The tranquil intro of ‘Death Comes In Reverse’ eases me back into the progressive journey. Although the death metal has been slightly toned down in the second half of the album, ‘Sun of War’ delivers a burst of ruthless intensity. Flying like a butterfly and stinging like a bee, Black Crown Initiate continues with ‘Holy Silence’ which arguably is the most bona fide prog metal song on the album. It’s a captivating piece which allows space for all the instruments and vocal arrangements to breathe. The multiple layers of the song are incredibly well-balanced, from James’ gut-wrenching screams further back in the production to Nick’s jazzy bass grooves. The acoustic guitar towards the end of the song ties back to the beginning of the record and the ensuing guitar solo is an immaculate crescendo. Although vastly different styles, I haven’t been infatuated with a solo like that since I first heard Janick Gers’ part in the solo on ‘Blood Brothers’. Very powerful stuff. ‘He Is the Path’ closes the album with an incorporation of the initial melody line from the opening track. It allows a reflection on the past 50-minute progressive death metal clinic put on by Black Crown Initiate.

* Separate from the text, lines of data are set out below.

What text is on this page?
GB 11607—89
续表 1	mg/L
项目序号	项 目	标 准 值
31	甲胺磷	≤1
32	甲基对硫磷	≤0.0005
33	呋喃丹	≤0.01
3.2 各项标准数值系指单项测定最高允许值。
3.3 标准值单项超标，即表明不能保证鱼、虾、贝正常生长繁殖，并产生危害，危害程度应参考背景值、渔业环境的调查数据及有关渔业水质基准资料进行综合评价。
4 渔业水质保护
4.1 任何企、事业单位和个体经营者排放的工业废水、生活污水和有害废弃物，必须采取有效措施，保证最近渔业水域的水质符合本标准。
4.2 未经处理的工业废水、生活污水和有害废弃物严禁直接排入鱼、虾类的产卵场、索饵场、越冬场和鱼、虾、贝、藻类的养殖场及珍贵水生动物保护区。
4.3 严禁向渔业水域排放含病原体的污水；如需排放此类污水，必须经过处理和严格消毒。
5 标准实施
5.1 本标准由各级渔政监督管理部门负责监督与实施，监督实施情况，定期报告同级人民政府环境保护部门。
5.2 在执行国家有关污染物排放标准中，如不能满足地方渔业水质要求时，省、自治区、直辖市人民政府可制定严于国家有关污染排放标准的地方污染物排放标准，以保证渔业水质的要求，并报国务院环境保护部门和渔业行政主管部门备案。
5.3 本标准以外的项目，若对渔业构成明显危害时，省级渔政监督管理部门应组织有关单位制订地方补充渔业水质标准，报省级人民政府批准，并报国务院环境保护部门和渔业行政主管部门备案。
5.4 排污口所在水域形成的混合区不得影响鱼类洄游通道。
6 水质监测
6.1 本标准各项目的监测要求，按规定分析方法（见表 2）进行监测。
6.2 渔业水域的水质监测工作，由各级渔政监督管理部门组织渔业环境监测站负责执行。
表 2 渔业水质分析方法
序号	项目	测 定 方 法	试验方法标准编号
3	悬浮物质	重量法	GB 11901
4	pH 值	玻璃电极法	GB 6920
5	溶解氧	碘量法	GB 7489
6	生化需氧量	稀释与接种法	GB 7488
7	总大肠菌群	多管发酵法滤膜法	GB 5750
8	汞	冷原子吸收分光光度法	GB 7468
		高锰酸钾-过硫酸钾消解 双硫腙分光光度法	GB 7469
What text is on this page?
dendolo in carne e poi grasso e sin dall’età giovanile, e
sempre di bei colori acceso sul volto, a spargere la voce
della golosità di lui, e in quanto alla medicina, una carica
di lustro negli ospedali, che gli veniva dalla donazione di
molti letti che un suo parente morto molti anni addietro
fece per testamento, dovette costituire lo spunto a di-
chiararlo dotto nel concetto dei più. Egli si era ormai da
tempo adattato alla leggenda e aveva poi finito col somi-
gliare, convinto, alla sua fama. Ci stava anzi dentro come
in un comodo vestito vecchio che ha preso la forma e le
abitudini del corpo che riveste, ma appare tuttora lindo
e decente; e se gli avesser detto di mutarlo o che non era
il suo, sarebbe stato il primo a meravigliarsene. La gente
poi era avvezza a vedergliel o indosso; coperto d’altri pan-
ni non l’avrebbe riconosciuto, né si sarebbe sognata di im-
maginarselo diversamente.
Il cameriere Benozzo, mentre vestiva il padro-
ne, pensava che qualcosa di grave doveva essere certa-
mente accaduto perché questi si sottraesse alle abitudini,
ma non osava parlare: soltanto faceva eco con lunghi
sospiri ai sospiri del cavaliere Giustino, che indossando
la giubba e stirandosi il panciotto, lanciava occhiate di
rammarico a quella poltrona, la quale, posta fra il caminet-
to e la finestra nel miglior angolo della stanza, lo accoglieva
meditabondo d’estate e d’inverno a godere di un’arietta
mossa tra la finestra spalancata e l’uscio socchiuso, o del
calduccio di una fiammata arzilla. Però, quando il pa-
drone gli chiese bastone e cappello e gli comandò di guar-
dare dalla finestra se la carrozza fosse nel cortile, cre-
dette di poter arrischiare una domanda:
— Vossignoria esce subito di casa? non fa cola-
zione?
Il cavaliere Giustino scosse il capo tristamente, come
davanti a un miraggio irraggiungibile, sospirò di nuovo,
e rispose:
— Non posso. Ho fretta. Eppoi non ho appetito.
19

Recorded by Carson Slovak and Grant McFarland (Rivers Of Nihil, August Burns Red, Lorna Shore), ‘Violent Portraits of Doomed Escape’ exhibits all the extraordinary qualities of the band. Although jokingly labelled as “dumb dumbs” by Andy, Black Crown Initiate is packed with talented musicians, and together with the careful orchestration by mastermind Andy they’ve yielded an incredibly consistent and exciting album. If it takes another three or four years to produce the follow-up, so be it. This will keep fans busy for a while, and there isn’t a doubt in my mind that this will be considered a classic further down the progressive death metal line.
‘Violent Portraits of Doomed Escape’ out via Century Media Records on August 7th.